We are featuring one of the Silicon Labs Community members who is active or new in the community on a monthly basis to help members connect with each other.
Meet our April member of the month: Timur
Q: Congrats on becoming our featured member of the month! Can you introduce yourself to our community members?
My name is Timur Kristóf and I live in Budapest, Hungary. I came from a strong software development background. For many years I used to work on web apps, mostly large content management systems and enterprise software. I did some mobile app development as well. Eventually, a defining moment in my life led me to return to my old dream of becoming an electrical engineer. So these days I attend the Budapest University of Technology and Economics. But I've always been interested in doing more than just study, and that's why I joined the Department of Broadband Infocommunications and Electromagnetic Theory. Here I came in contact with some good people and got the chance to work on cool and exciting projects and learn the practical aspects of engineering.
Q: How did you know about the Silicon Labs Community?
At the lab, some of my colleagues have used the Si446x RF chip and some 8051 devices, so that's how I got to know Silicon Labs. It was natural to me to go to the Silicon Labs forum when I had questions about these devices.
On one occasion I was browsing the website and discovered that you guys also have 32-bit MCUs, and even support GCC on them. As a software guy and an open source hippie, I was very happy to see that I could finally get my hands on a device that I could program using a decent compiler. Not only that, but a few of them have a built-in radio in it! That's how I discovered the EZR32. It was love at first sight. I'm also excited about the EFR, but got the impression that it still needs time to mature on the software side.
Q: You won the third prize in the Low Power Contest with your next generation falconry system project. Do you have something in mind for your next project?
My next project is the development of the on-board computer of SMOG-1, the small satellite whose electronics we develop here in the lab. It's a team effort and the whole thing is a great challenge for us. But if it were easy, it wouldn't be worth doing, right? This is also an awesome opportunity for us to learn a great deal of practical expertise. I'd like to thank my team for everything they've done for me, I could not have made it this far without them.
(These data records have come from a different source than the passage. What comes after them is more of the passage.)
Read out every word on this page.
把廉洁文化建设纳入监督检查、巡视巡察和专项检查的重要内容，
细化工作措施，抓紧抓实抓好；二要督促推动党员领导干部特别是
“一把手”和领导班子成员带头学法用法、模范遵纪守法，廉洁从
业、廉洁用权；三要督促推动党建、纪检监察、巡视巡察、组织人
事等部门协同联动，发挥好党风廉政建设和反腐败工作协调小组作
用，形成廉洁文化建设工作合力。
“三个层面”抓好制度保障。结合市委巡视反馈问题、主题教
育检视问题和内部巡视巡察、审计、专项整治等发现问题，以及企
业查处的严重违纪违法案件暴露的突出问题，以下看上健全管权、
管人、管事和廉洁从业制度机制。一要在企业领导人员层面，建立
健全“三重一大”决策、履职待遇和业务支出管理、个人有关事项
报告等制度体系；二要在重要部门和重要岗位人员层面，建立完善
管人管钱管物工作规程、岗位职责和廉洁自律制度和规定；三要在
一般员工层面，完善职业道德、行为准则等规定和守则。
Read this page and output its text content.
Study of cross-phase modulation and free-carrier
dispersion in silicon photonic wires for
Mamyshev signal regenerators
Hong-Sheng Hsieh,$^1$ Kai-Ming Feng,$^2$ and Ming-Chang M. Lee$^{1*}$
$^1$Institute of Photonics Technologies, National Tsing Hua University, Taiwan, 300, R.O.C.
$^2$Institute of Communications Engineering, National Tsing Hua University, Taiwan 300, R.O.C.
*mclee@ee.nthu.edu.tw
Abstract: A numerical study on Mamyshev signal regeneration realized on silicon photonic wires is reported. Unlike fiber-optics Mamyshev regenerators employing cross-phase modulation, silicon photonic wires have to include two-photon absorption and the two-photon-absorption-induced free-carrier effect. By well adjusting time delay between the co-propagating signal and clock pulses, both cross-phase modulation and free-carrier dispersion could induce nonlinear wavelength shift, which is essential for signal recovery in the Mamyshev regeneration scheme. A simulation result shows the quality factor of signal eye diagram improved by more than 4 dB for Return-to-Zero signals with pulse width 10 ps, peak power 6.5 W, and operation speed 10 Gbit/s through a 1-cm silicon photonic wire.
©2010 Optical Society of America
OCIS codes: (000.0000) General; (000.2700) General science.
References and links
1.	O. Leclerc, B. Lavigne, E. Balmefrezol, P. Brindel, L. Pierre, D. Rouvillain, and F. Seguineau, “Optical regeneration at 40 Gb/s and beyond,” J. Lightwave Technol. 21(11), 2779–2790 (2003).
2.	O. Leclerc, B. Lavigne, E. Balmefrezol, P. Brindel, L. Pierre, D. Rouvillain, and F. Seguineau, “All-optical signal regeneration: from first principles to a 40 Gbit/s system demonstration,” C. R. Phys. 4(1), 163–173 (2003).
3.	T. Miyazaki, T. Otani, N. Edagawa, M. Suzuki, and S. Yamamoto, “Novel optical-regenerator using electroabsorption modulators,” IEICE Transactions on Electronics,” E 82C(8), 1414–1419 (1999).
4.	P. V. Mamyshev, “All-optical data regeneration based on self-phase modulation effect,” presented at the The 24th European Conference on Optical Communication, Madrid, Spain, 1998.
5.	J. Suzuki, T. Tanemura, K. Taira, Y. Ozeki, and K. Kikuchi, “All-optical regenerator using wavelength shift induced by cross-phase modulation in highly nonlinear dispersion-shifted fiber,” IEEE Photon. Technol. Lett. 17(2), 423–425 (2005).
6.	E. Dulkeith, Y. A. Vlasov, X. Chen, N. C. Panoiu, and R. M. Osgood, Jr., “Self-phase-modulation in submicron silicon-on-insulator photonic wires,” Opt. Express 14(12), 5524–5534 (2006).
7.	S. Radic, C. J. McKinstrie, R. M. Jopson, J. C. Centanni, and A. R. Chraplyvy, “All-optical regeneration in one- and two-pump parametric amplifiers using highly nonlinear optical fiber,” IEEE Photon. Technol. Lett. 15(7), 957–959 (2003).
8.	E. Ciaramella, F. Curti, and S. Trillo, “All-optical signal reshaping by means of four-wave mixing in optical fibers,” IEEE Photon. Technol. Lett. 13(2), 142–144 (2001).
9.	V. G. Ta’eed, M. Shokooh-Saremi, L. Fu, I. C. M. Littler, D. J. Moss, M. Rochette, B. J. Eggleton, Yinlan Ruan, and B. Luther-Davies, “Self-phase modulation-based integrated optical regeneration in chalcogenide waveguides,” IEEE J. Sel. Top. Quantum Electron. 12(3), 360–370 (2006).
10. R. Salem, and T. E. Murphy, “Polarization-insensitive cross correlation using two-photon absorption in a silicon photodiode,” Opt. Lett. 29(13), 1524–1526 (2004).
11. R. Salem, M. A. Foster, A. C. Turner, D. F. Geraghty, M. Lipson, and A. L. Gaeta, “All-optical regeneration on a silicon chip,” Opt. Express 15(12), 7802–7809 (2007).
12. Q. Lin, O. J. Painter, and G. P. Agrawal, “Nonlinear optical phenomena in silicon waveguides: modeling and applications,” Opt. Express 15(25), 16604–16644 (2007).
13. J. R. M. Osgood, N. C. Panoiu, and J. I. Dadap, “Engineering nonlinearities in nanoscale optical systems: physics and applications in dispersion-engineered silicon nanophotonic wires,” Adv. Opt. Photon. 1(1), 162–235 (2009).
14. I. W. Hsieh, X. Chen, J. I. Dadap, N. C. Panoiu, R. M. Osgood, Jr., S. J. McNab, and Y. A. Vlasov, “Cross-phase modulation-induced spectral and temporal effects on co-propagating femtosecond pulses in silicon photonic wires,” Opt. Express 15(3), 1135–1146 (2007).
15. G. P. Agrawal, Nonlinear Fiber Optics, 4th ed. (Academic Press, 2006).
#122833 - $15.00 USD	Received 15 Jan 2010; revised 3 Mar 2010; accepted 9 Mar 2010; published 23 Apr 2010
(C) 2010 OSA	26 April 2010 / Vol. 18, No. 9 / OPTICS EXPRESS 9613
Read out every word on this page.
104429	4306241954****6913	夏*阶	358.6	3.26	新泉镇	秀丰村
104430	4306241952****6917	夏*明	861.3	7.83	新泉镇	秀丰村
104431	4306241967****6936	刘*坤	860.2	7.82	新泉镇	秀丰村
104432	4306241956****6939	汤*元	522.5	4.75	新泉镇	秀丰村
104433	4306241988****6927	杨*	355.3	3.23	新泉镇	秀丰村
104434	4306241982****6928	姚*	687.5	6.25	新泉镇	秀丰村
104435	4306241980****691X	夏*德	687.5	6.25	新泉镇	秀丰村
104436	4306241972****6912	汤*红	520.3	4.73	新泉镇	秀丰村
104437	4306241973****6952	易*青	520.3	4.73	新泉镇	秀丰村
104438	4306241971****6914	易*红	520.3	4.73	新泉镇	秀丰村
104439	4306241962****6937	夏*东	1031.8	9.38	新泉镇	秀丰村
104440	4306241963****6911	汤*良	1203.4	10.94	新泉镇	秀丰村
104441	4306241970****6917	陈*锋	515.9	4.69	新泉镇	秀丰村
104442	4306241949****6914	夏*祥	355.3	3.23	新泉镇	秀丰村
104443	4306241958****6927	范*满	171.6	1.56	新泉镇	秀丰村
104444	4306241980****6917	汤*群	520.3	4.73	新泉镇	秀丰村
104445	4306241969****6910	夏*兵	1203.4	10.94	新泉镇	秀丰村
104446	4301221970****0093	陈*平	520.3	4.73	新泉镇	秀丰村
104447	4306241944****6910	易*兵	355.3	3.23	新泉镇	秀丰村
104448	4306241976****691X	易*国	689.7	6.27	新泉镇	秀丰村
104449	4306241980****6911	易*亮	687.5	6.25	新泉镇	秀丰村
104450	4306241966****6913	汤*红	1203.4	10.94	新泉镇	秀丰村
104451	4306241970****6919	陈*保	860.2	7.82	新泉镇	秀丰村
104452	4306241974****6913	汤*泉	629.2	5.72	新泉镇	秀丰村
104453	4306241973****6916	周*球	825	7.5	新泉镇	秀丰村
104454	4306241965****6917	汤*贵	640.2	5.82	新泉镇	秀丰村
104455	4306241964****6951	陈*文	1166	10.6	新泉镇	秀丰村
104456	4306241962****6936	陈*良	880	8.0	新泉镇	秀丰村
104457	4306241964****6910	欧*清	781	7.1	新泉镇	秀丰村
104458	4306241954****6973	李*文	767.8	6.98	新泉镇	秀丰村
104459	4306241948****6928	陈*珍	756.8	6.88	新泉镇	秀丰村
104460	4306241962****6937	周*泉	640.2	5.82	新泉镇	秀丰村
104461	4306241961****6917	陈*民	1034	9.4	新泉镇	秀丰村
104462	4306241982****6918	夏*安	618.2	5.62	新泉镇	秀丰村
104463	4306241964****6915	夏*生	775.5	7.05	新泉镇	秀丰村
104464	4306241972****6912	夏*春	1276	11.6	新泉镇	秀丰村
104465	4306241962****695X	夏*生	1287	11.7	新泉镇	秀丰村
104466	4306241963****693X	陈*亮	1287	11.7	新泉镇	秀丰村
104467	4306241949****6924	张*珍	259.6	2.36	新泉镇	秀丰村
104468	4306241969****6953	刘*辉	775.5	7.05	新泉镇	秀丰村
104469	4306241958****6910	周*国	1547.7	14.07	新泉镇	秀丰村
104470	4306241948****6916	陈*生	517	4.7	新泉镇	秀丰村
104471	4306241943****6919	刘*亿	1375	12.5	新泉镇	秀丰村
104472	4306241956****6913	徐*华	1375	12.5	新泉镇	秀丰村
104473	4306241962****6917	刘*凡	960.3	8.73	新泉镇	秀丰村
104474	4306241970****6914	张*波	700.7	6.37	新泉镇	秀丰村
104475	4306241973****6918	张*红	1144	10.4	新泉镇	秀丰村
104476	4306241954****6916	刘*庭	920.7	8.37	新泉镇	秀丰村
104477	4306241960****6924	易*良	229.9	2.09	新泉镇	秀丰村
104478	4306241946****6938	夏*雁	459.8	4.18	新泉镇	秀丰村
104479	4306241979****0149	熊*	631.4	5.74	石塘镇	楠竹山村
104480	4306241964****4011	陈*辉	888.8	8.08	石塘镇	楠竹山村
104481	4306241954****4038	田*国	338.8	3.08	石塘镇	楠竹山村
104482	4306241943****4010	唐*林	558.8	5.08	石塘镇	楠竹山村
There is also still work to be done on the falconry system. I'd like the user experience to be just perfect, so I'm in the process of polishing it up. Building a working prototype is easy, making a likeable device that users can rely on takes a more considerable effort.
Q: What pages do you usually visit in the Silicon Labs Community, and why?
Most of the time I just browse the 32-bit MCU forums. It is always nice to learn new things about the hardware or hear of new ways to use it. I also drop by the Wireless forum mostly to talk about the Si446x or the EFR. There are some people whose posts are always very educational to read, like @Alf or @zopapp. I'm immensely grateful to them and everyone else who answered my questions or helped me better understand how things work. When I can, I also help other community members when they encounter problems that I'm familiar with.
Q: Thanks for answering the questions. Any final comment?
It has been a great honor for me to be included among the featured members. I like the direction in which Silicon Labs is heading now, it is always nice to see that a family of products has a good community because it means that the product is relevant and interesting. However, many hardware companies failed because they had neglected to perfect the software that runs on their devices. Please don't fall into this trap! I hope to see more cool stuff from Silicon Labs in the future and hope that the spirit of collaboration that we see in the community today will continue.